El Real Madrid está en semifinales. Lo que era obligación se convierte en celebración y con todas las de la ley. Que sí, que al Wolfsburgo había que eliminarlo. Que sí, que lo normal era esto. Pero los 90 minutos del Bernabéu están ya en la historia del madridismo y en la foto aparecerá siempre inmortal Cristiano Ronaldo.
El héroe de una generación, la que lleva 30 años oyendo hablar a hermanos mayores y padres de las grandes remontadas europeas y que nunca había vivido una. Las leyendas de los goles de Butragueño que tanto han escuchado esos madridistas nacidos desde los tardíos 80 en adelante se convertirán en palabras propias cuando haya que contar a los más pequeños aquel 12 de abril en el que el Madrid necesitaba ganar 3-0 y Cristiano hizo el 1-0, el 2-0 y el 3-0.Una remontada generacional.
Y también habrá que contar que todo empezó gracias a un niño de Leganés que puso la primera piedra de la Ciudad Deportiva, que creció hasta cumplir su sueño, que vio como casi se lo rompen y que trabajó hasta llegar al lateral del área en el minuto 16 para asistir a Cristiano, que batió a Bengalio. Carvajal, ADN madridista, nació en el 92 y lo que sabe de las remontadas es lo que ha mamado desde pequeño, lo que demostró sobre el césped.
Al minuto siguiente, sin tiempo para que reaccionase el Wolfsburgo, replegado en confianza con su alianza con el reloj y el marcador, Carvajal volvió a volar en banda diestra y forzó un córner.

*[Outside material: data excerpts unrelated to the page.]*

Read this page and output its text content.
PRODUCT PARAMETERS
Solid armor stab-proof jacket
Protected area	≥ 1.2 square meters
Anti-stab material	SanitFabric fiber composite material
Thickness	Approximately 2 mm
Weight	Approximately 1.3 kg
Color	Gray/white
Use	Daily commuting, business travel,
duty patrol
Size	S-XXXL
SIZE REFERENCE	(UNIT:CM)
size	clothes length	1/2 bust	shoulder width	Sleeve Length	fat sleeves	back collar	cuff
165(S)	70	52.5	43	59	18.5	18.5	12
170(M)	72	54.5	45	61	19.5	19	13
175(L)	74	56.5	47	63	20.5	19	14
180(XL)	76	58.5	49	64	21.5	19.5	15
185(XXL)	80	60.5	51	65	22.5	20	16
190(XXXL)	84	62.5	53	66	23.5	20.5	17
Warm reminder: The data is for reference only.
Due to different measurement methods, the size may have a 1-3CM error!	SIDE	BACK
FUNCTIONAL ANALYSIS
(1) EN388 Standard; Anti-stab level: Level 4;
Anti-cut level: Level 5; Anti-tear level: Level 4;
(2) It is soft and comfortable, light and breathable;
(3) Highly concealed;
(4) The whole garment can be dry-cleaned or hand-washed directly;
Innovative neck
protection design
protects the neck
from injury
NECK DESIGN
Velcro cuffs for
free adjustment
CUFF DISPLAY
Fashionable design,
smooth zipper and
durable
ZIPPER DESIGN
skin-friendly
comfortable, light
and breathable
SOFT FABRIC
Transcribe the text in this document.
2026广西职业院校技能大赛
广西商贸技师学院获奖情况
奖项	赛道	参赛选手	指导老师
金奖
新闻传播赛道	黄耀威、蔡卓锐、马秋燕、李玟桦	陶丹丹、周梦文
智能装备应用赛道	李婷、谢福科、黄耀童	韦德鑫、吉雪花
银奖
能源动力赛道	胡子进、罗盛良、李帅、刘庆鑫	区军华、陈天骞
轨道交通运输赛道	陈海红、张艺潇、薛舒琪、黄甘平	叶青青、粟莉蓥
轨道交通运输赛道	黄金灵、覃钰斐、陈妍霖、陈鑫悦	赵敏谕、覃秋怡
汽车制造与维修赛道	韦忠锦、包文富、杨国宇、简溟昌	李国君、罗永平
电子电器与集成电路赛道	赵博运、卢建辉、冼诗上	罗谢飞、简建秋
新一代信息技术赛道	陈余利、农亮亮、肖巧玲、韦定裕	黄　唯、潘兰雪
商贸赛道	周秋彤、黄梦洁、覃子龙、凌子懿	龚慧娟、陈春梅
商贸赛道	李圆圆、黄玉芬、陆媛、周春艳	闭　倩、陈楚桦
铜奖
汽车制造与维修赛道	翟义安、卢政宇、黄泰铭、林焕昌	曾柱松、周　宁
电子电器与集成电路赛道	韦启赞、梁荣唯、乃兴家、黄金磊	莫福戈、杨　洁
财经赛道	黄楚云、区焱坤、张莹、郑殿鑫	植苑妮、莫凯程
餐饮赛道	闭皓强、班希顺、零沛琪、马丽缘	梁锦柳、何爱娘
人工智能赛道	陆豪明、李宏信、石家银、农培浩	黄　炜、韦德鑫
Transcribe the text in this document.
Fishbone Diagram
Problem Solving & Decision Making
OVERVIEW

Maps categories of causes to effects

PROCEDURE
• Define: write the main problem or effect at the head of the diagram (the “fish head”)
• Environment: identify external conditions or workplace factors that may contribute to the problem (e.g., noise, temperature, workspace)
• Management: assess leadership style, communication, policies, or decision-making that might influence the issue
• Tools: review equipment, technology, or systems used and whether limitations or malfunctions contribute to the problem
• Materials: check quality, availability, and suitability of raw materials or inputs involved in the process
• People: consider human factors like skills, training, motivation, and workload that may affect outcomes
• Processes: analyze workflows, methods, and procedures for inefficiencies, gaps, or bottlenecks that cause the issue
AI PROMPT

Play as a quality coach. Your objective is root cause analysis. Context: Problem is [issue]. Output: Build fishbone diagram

Aún con la celebración en el cuerpo, Ronaldo se elevó y cabeceó cruzado, picado, imposible para el portero, para llevar el éxtasis al Bernabéu. Demasiado pronto. Con el 2-0 el Madrid se tranquilizó en lugar de seguir presionando a un equipo claramente asustado y que se tranquilizó cuando le dejaron manejar el balón. Benzema tuvo aún una buena ocasión, pero todo lo fino que estuvo en el juego le faltó de colmillo para el chut.
El paso del tiempo cambió al Madrid. Durante los primeros 30 minutos el equipo fue como un reloj, atacando cuesta abajo y con la ayuda de la gravedad. Pero en cuanto la manecilla tocó el fondo de la esfera, a los blancos se les vio pesados, temerosos. Agarrados al minutero (y a Keylor) sobrevivieron minuto a minuto hasta que la aguja llegó al 45 y se subieron a ella para desfilar hacia el vestuario y repensar la estrategia.
Partido nuevo, eliminatoria igualada y el Madrid asediando a un Wolfsburgo huérfano de Draxler. El plan fue el A, el de tener el balón y atacar. Pero caían los minutos y el susto se apoderaba del estadio. Había la convicción de que el tercero iba a caer, pero aunque nadie lo dijera la idea de un gol alemán hacía temblar las piernas. Ramos tuvo un "Uy", pero el guión tenía un único protagonista principal.
Escribía hace un par de días Xavier Aldekoa en Twitter, una de esas personas a las que hay que agradecer diaria y eternamente que nos recuerde los dramas a los que giramos la cara porque ocurren lejos o creemos que no son nuestro problema, que un niño congolés le dijo muy serio que la única forma de entrar en el cielo es ser del Real Madrid. Si ese niño, al que el club debería localizar, hubiera estado en el Bernabéu en el minuto 77, se hubiera sentido más cerca del cielo que nunca.
Modric cayó derribado en un perfil que invitaba más a pensar en un golpeo zurdo de Bale que en un derechazo de Cristiano. Pero tenía fuego en la mirada. Y cualquiera se lo niega. El 7, bendito número del madridismo, la mimó en el césped y la golpeó violentamente después. La barrera se agrietó hasta abrir el boquete justo por el que entró el balón, como las nubes que se rompen para que los rayos del sol las atraviesen. Y Chamartín vio la luz.
El resultado de la ida impedía una celebración hasta la extenuación. Aún había que luchar contra el reloj y un Benaglio que le sacó el cuarto a Benzema y a Jesé con dos paradones de héroe que pudo ser y no fue. Y contra un árbitro que no quiso pitar el final en el 93' y alargó el sufrimiento hasta el 94'. Pero pitó.
El Real Madrid sigue vivo en su competición favorita y se clasifica para su sexta semifinal consecutiva.El idilio con la Champions estuvo a punto de romperse, pero no existen el uno sin el otro. Cantan Sharif con Nach y Andrés Suárez una frase que puede valer para la relación entre club y competición, "La vida sin ti es un concierto en un teatro vacío". El Madrid volverá a llenar estadios.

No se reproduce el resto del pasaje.